Eles ainda aguardam a indenização pela área desapropriada, que está presa em juízo. Já sua sogra, a viúva de Seu Ramos, Neuza Lucinda, de 64 anos, mora no cômodo que ele construiu antes de morrer, em uma parte baixa do terreno, que alaga sempre que chove.
A nora diz que as condições são precárias. “Ela esta em depressão, morando em uma lama, no barraco que ele construiu. Falamos para ela vir morar com a gente, mas ela não quer. Não quer sair de casa”, diz.
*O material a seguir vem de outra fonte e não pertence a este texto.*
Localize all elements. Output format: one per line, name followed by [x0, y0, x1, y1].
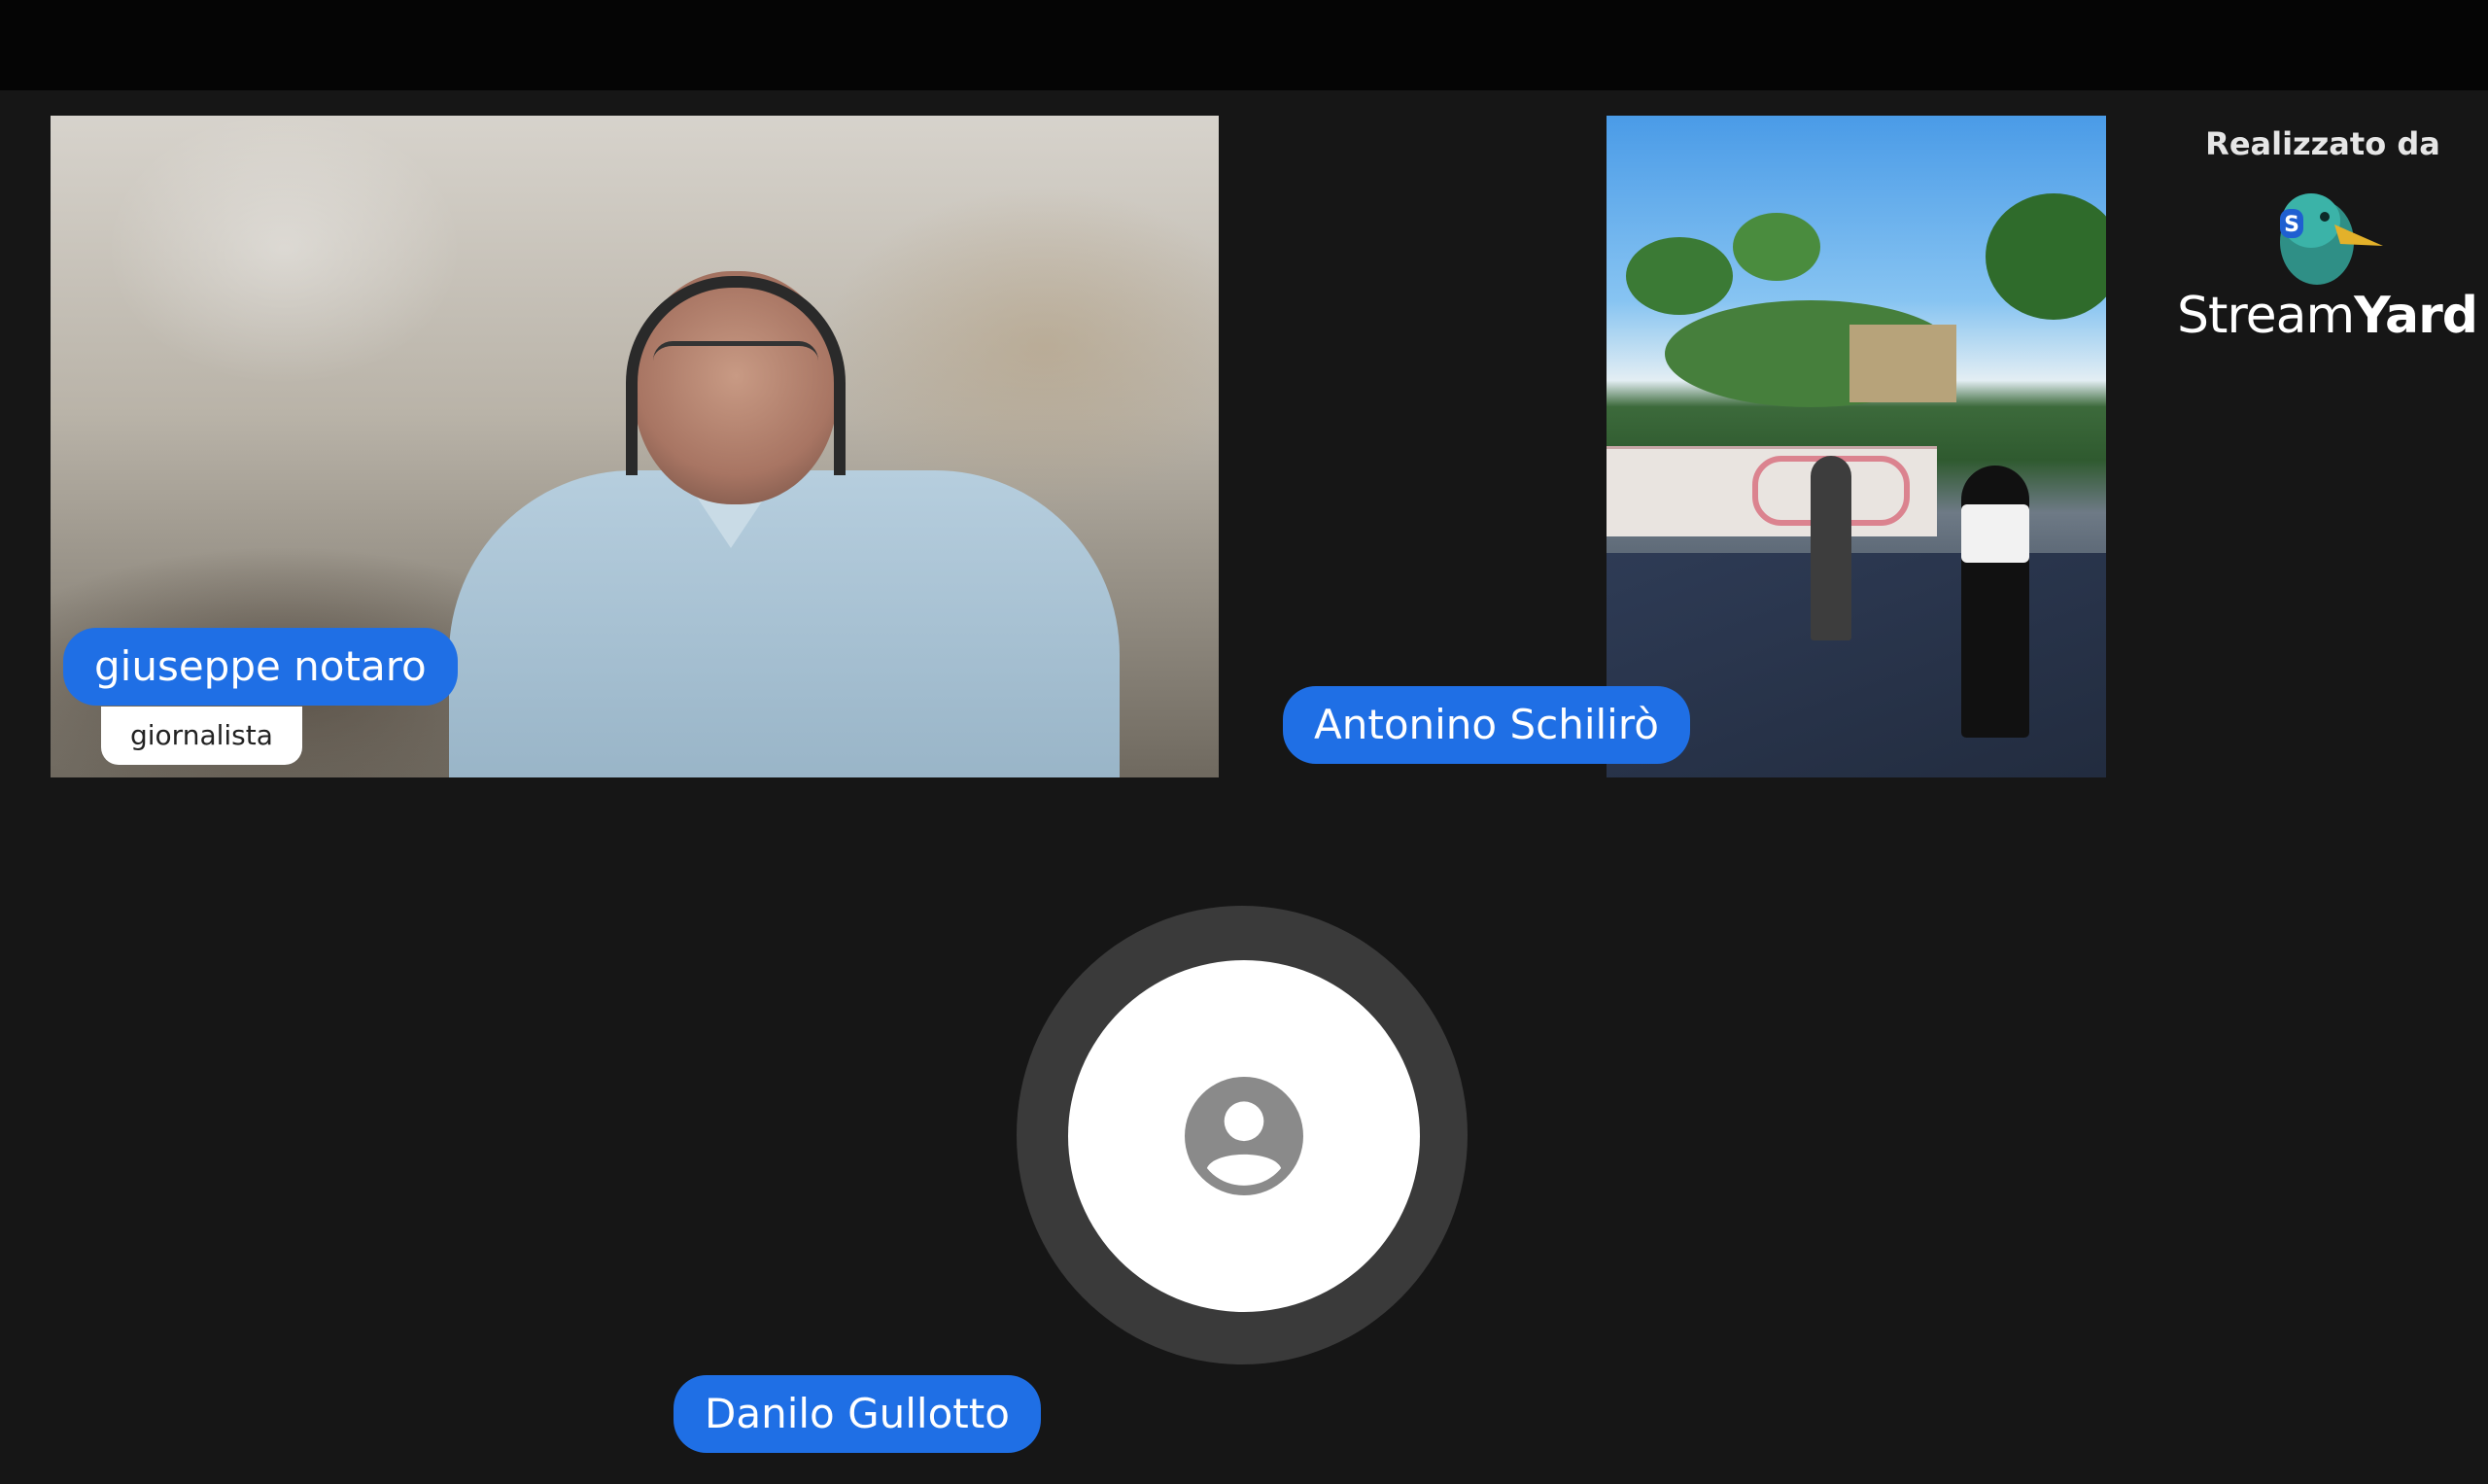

“Tiraram tudo que a gente tinha, e nada foi feito. Foi um descaso total. A gente era feliz. Hoje, estamos enraizados em dívidas. Só arrancaram a casa do lugar, e fim”, exaspera-se.
Paula Santos conta onze pessoas da comunidade que morreram durante as desapropriações no Loteamento São Francisco.
Em maio de 2014, pouco antes da Copa, foi realizado um protesto pela morte de oito idosos falecidos no processo de luta contra as remoções. Depois disso veio a morte de seu Ramos, logo depois da Copa, e de Jerônimo Sebastião de Oliveira, alguns meses depois.
Em maio de 2014, a BBC News Brasil entrevistou seu Jerônimo no Loteamento São Francisco. Ele tinha 72 anos e estava profundamente desgostoso com sua situação, vivendo de favor na casa de uma sobrinha. Havia recebido uma indenização que dizia ser menos que metade do valor de sua casa, e insuficiente para comprar um novo imóvel.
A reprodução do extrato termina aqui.